Dibentuk Belanda, Milisi Pao An Tui Lebih Kejam Dari Penjajah Itu Sendiri



Rabu, 19 Agustus 2020

Faktakini.net

Lasykar Poh An Tui Bentukan Belanda
Citrust-Budaya, Cirebon, Terkini
Oleh NURDIN M. NOER*

PADA 21 Oktober 1947, pasukan Belanda terus melakukan serangan pembersihan di sekitar Cilamaya, utara Purwakarta. Kabarnya beberapa orang ditangkap. Beberapa kampemen Belanda ditembaki pasukan TNI. Seperti ditulis Dr. A. H. Nasution (1973), surat kabar Kengpo memberitakan tentang keadaan Cilamaya, bahwa penduduk masih hidup dalam kekuatiran, teruratama pada malam hari. Hal itu disebabkan oleh karena kaum “pengacau” masih merajalela dan sering terdapat penembak-penambak bersembunyi. Hanya siang hari keadaan tenteram.
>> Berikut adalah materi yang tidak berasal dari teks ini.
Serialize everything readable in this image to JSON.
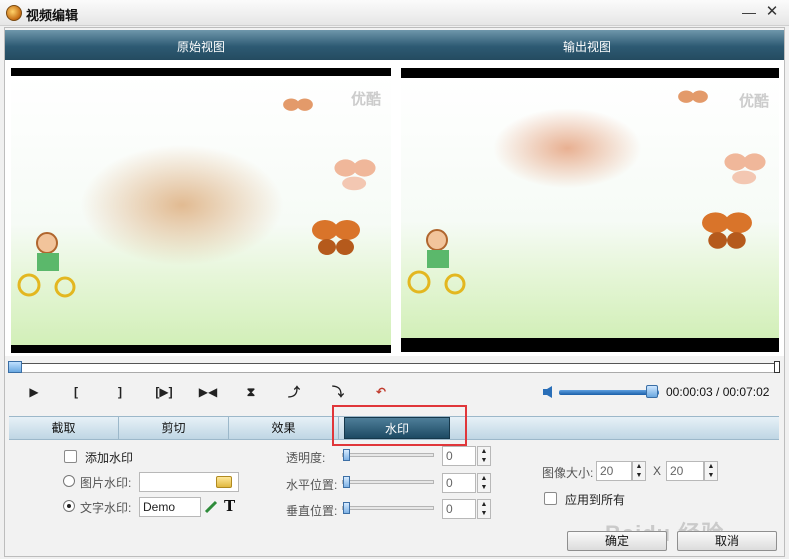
{
  "window": {
    "title": "视频编辑",
    "minimize_glyph": "—",
    "close_glyph": "✕"
  },
  "views": {
    "original_label": "原始视图",
    "output_label": "输出视图",
    "video_watermark": "优酷"
  },
  "controls": {
    "play_glyph": "▶",
    "mark_in_glyph": "[",
    "mark_out_glyph": "]",
    "play_segment_glyph": "[▶]",
    "step_glyph": "▶◀",
    "flip_v_glyph": "⧗",
    "rotate_left_glyph": "⤴",
    "rotate_right_glyph": "⤵",
    "undo_glyph": "↶",
    "time": "00:00:03 / 00:07:02",
    "volume_fraction": 0.87,
    "timeline_fraction": 0.0
  },
  "tabs": [
    {
      "label": "截取",
      "active": false
    },
    {
      "label": "剪切",
      "active": false
    },
    {
      "label": "效果",
      "active": false
    },
    {
      "label": "水印",
      "active": true
    }
  ],
  "watermark": {
    "add_label": "添加水印",
    "image_label": "图片水印:",
    "text_label": "文字水印:",
    "text_value": "Demo",
    "font_icon_text": "T",
    "opacity_label": "透明度:",
    "h_pos_label": "水平位置:",
    "v_pos_label": "垂直位置:",
    "opacity_value": "0",
    "h_pos_value": "0",
    "v_pos_value": "0",
    "image_size_label": "图像大小:",
    "width_value": "20",
    "x_label": "X",
    "height_value": "20",
    "apply_all_label": "应用到所有"
  },
  "buttons": {
    "ok": "确定",
    "cancel": "取消"
  },
  "overlay_text": "Baidu 经验",
  "colors": {
    "header": "#2d5a73",
    "tab_active": "#1d4a63",
    "highlight": "#e0363a"
  },
  "icons": [
    "app-icon",
    "volume-icon",
    "folder-icon",
    "pen-icon",
    "font-icon"
  ]
}
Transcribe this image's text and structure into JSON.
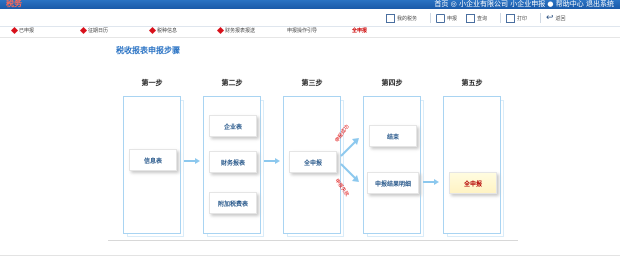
{
  "topbar": {
    "logo": "税务",
    "info": "首页  ◎ 小企业有限公司  小企业申报 ● 帮助中心  退出系统"
  },
  "toolbar": [
    {
      "label": "我的税务",
      "icon": "document-icon"
    },
    {
      "label": "申报",
      "icon": "pencil-icon"
    },
    {
      "label": "查询",
      "icon": "search-icon"
    },
    {
      "label": "打印",
      "icon": "printer-icon"
    },
    {
      "label": "返回",
      "icon": "back-arrow-icon"
    }
  ],
  "tabs": [
    "已申报",
    "征期日历",
    "税种信息",
    "财务报表报送",
    "申报操作引导",
    "全申报"
  ],
  "title": "税收报表申报步骤",
  "steps": [
    "第一步",
    "第二步",
    "第三步",
    "第四步",
    "第五步"
  ],
  "step1": {
    "box": "信息表"
  },
  "step2": {
    "boxes": [
      "企业表",
      "财务报表",
      "附加税费表"
    ]
  },
  "step3": {
    "box": "全申报"
  },
  "step4": {
    "boxes": [
      "结束",
      "申报结果明细"
    ],
    "labels": [
      "申报成功",
      "申报失败"
    ]
  },
  "step5": {
    "box": "全申报"
  },
  "colors": {
    "accent": "#2a73c4",
    "highlight": "#b40000",
    "arrow": "#8cc8ee"
  }
}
Selanjutnya dikatakan, bahwa Poa An Tui melakukan pekerjaan baik dan rajin mengadakan patrol. Yang sangat dirasakan kurang oleh mereka ini ialah kendaraan.

Catatan persaudaraansejati.blogspot.co.id, menyatakan Poh An Tui ini terlibat dalam Agresi terhadap RI. Poh An Tui, adalah satuan bersenjata dari orang Cina di Indonesia yang loyal kepada Belanda. Ini fakta sejarah yang tak terungkap dalam sejarah nasional yang diajarkan di bangku sekolah. Tugas laskar Cina ini selain menjadi mata-mata, juga untuk meneror pejuang bangsa Indonesia. Kehadiran serta sepak terjang mereka yang terkenal kejam menjadi salah satu penyebab pejuang Islam sangat membenci etnis Cina.

Aksi-aksi Milisi Poh An Tui ini tergolong kejam bahkan lebih kejam dibanding tentara Belanda itu sendiri. Sayangnya, keberadaan, kejahatan serta aksi-aksi Poh An Tui cenderung diabaikan. Seolah ada upaya sistematis untuk menghilangkan fakta sejarah ini. Ternyata kaburnya Westerling ke Singapura setelah menebar teror di Bandung dan berniat membunuh Menhan (ketika itu) Hamengku Buwono IX dibantu Poh An Tui. Dalam bukunya “Memenuhi Panggilan Tugas,” Jend. AH. Nasution mengisahkan kronologi kaburnya Westerling sang Teroris.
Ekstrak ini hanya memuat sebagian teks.